Charismatic, psychic, and beautiful, Victoria Woodhull rose up from a childhood of abject poverty and social ostracism to run for president of the United States; this was in 1870, when women had not yet won the vote. Called a “prostitute,” a “shameless charlatan,” and more, the presidential nominee was also recognized as a pioneer suffragist, banker, politician, and publisher—quite an achievement for someone who’d had a bare three years of schooling.
Less flamboyant but no less dedicated to her cause, Mary Wollstonecraft called for female independence and equality with her manifesto, A Vindication of the Rights of Woman. Ahead of her time, she was mocked and reviled for her ideas and doubtless would be grieved to know that, even today, men still make most of the rules.

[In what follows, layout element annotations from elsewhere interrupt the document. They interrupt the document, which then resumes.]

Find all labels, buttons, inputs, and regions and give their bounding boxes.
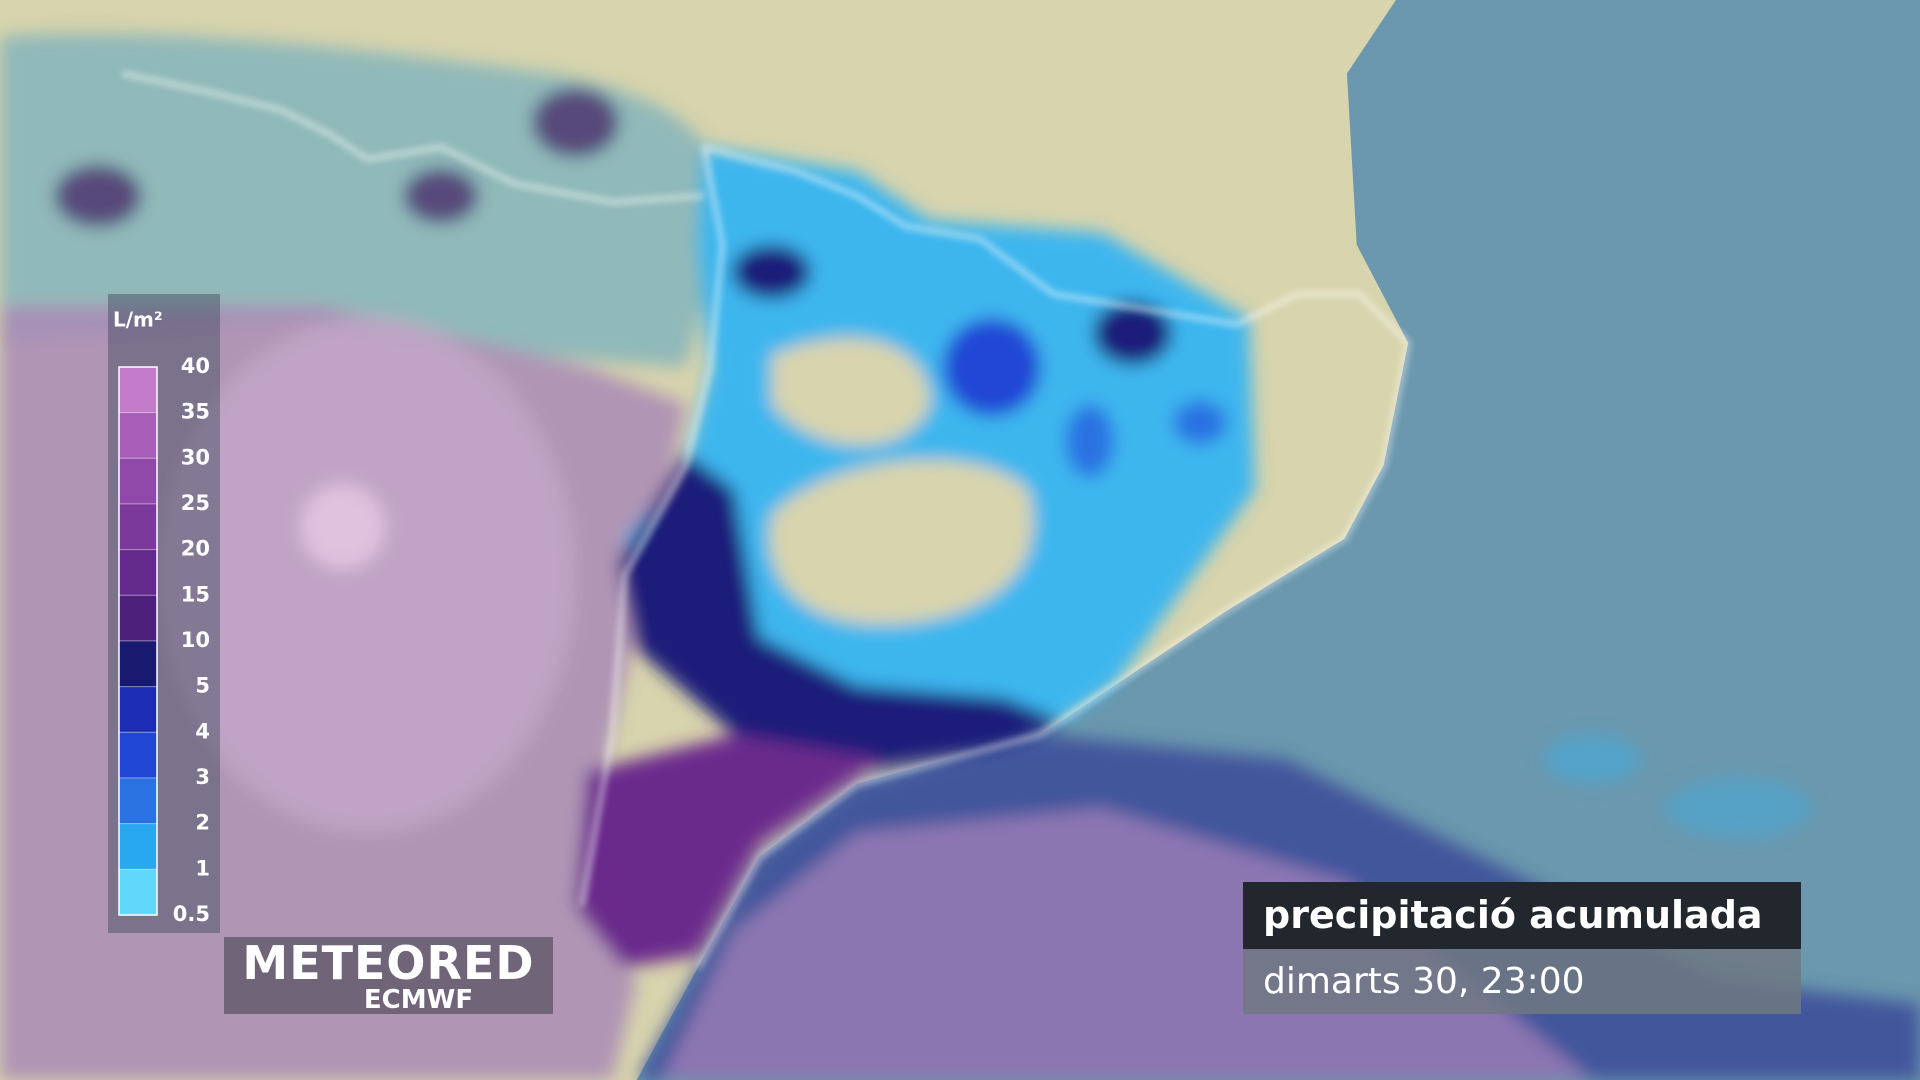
info-box: precipitació acumulada dimarts 30, 23:00 bbox=[1243, 882, 1801, 1014]
rain-core bbox=[942, 318, 1041, 417]
legend-band bbox=[118, 412, 158, 459]
legend-tick-label: 40 bbox=[181, 354, 210, 378]
legend-band bbox=[118, 777, 158, 825]
rain-core bbox=[1173, 400, 1227, 445]
info-title: precipitació acumulada bbox=[1243, 882, 1801, 949]
border-line bbox=[122, 71, 705, 204]
logo: METEORED ECMWF bbox=[224, 937, 553, 1014]
rain-area bbox=[1665, 777, 1813, 839]
border-line bbox=[703, 145, 1410, 344]
legend-band bbox=[118, 503, 158, 551]
legend-tick-label: 2 bbox=[195, 811, 210, 835]
legend-band bbox=[118, 366, 158, 414]
legend-band bbox=[118, 686, 158, 733]
legend-tick-label: 5 bbox=[195, 674, 210, 698]
legend-frame bbox=[118, 366, 158, 916]
rain-core bbox=[404, 168, 478, 223]
logo-brand: METEORED bbox=[242, 936, 535, 990]
rain-area bbox=[159, 318, 576, 833]
info-date: dimarts 30, 23:00 bbox=[1243, 949, 1801, 1014]
legend-tick-label: 30 bbox=[181, 445, 210, 469]
legend-tick-label: 20 bbox=[181, 537, 210, 561]
legend-band bbox=[118, 457, 158, 505]
legend-tick-label: 15 bbox=[181, 582, 210, 606]
rain-core bbox=[1065, 404, 1115, 478]
rain-area bbox=[1542, 734, 1641, 784]
rain-core bbox=[1093, 301, 1172, 365]
legend-band bbox=[118, 823, 158, 870]
legend-tick-label: 1 bbox=[195, 856, 210, 880]
rain-core bbox=[532, 88, 619, 157]
rain-area bbox=[300, 483, 386, 570]
legend-tick-label: 35 bbox=[181, 400, 210, 424]
rain-core bbox=[732, 244, 811, 299]
legend-tick-label: 0.5 bbox=[173, 902, 210, 926]
legend-tick-label: 4 bbox=[195, 719, 210, 743]
legend-band bbox=[118, 731, 158, 779]
coast-line bbox=[696, 342, 1410, 969]
legend-band bbox=[118, 549, 158, 596]
legend-tick-label: 10 bbox=[181, 628, 210, 652]
legend-tick-label: 25 bbox=[181, 491, 210, 515]
rain-core bbox=[55, 165, 141, 227]
legend-band bbox=[118, 868, 158, 916]
dry-area bbox=[771, 337, 931, 446]
legend-unit: L/m² bbox=[113, 308, 163, 332]
dry-area bbox=[769, 459, 1034, 625]
legend-tick-label: 3 bbox=[195, 765, 210, 789]
rain-area bbox=[618, 453, 1066, 772]
rain-area bbox=[575, 734, 882, 968]
logo-source: ECMWF bbox=[363, 985, 474, 1015]
legend-band bbox=[118, 594, 158, 642]
legend-band bbox=[118, 640, 158, 688]
border-line bbox=[580, 146, 724, 907]
borders bbox=[122, 71, 1410, 969]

Scott also features America’s first female preacher, Aimee Semple McPherson, whose emotion-filled meetings gathered people in the tens of thousands; Edwina Mountbatten, a narcissistic social climber whose epiphany during the Blitz of London moved her to save countless lives; Margaret Argyll, whose rebellion against tradition paved the way for the attitudes of the 1960s; and Coco Chanel, who came from nothing yet built and ruled a fashion empire that affected not just what women wore but how they saw themselves and their roles in the world.
Bold, raunchy, and colorful, Scott’s book reveals what the history books leave out, including intimate details of the hidden and public scandals that marked the lives of these outspoken women, and honors them for their courage, determination, and commitment to change.